Pour sa deuxième exposition à la Galerie RX, Pauline Guerrier délivre une série de tableaux en marqueterie de paille de seigle conjuguant un travail de recherche autour de la spiritualité, de la nature et du rapport inextricable qu'entretiennent ces sujets avec l'Homme.
Avec La Réconciliation, Pauline Guerrier dévoile son désir de voir réunis l’Homme et la Nature. Cette série de tableaux se dresse comme une liturgie panthéiste et propose une mythologie universelle. Un message planétaire, simple, lumineux et nécessaire dans un monde troublé. Les images de La Réconciliation jouent de l’iconographie des grandes religions et spiritualités mais aussi de différents symboles mythologiques ancrés dans la culture générale collective. De cette osmose se déploie une mythologie globale et intemporelle.

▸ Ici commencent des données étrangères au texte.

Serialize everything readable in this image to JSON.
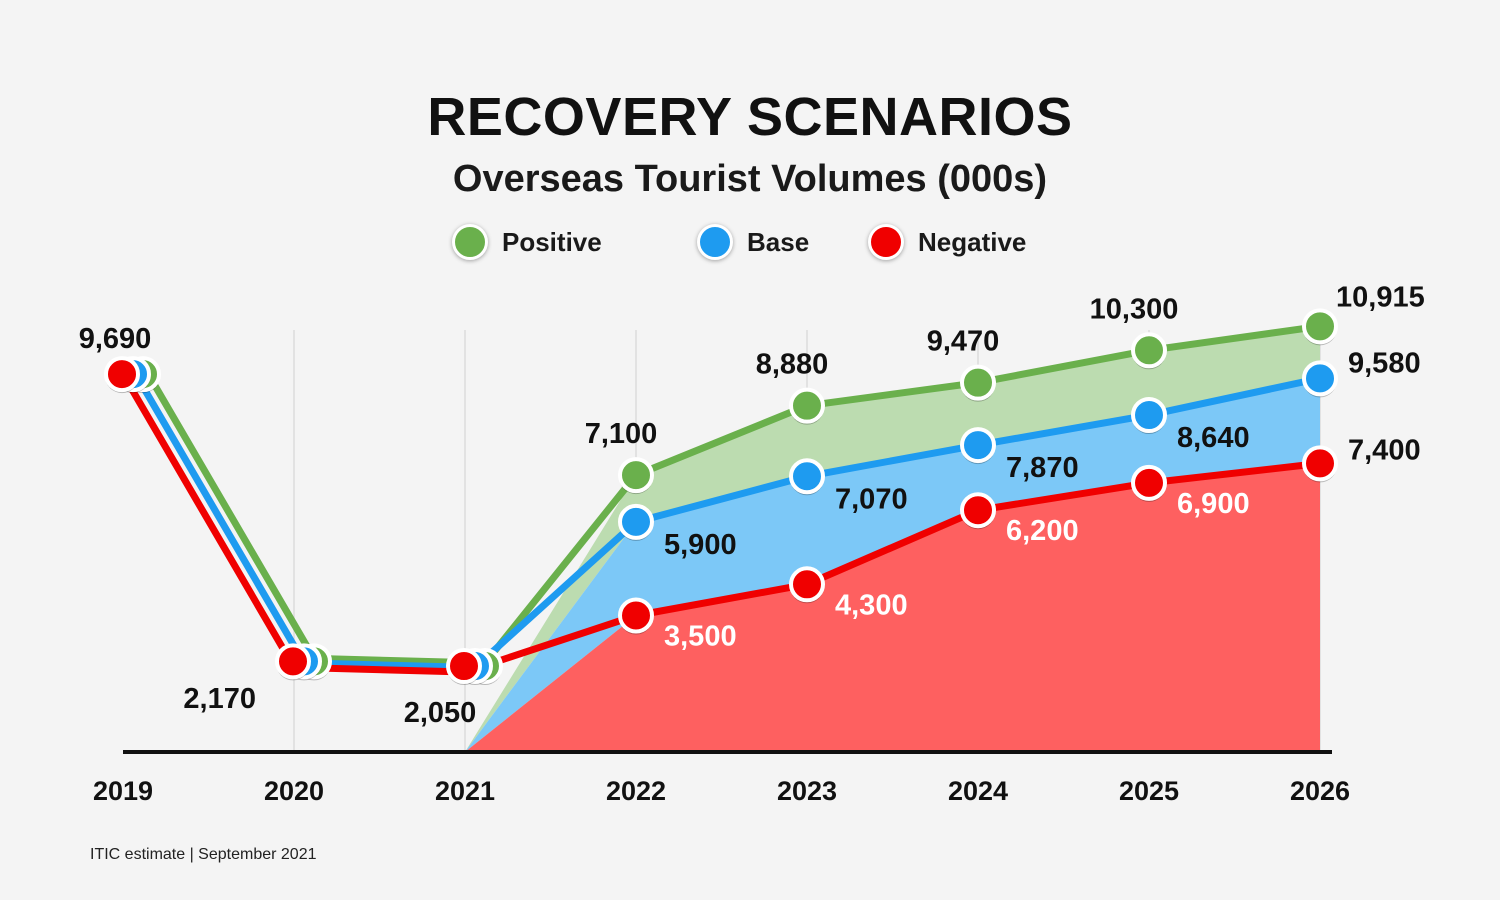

Chaque tableau projette un élément. L’air est symbolisé par l’envol des oiseaux, la terre par l’embrassade des arbres, et enfin la mer par le portage du poisson. Les êtres humains sont représentés ensembles, unis, dans un contact direct avec ces éléments. Leur corps, leurs peaux, leurs mains, leurs sens sont liés avec la nature qu’ils embrassent, supportent et magnifient. Dans cette série d’images, chaque personnage est émerveillé par la puissance et la beauté du monde.
La Réconciliation présente une communion éblouie où le fils perdu de la Nature, l’Homme, serait enfin retrouvé. L’envol fait écho directement à l’épisode biblique de l’annonce de la fin du déluge. Le temps des retrouvailles a donc sonné. Tous les personnages des tableaux remercient la nature pour ses dons vitaux, descendent de leur piédestal fantasmé, pour faire à nouveau corps avec son écosystème naturel.Ils chérissent la faune et la flore en s’y incorporant eux-mêmes. La Nature est déifiée mais elle n’est plus un objet de culte extérieur, l’être humain a repris sa place dans le Monde.
Les douze tableaux que constitueront La Réconciliation font écho aux douze mois de l’année, le tour des saisons qui régénèrent la Terre. Mais l’outil de la paille est certainement le symbole le plus éloquent du travail de Pauline. Ce choix de la paille de seigle montre à lui seul l’alliance de la culture et de la nature. La paille est ici le médium pour dévoiler la richesse et la splendeur de la nature : la technique rare de la marqueterie déroule des images profondes, à l’aspect noble et brillant, et dessine des champs de profondeurs lumineux et rayonnants qui semblent tout de suite nous rapprocher des icônes religieuses. Pourtant, la matière brute à la base de la magie de la réconciliation, le seigle, est aussi la base de la farine et donc de l’alimentation transformée. Elle fut une des premières à être cultivée par l’Homme et représente sa volonté de dompter le monde à son service. Pauline, elle, dompte ici la paille autrement, pour rendre hommage et sublimer sa nature nourricière.
Dans notre époque brusquement incertaine, où l’on tâtonne le moindre repère, le message de paix instinctif et si brutalement poétique de Pauline se pose à nous comme une respiration.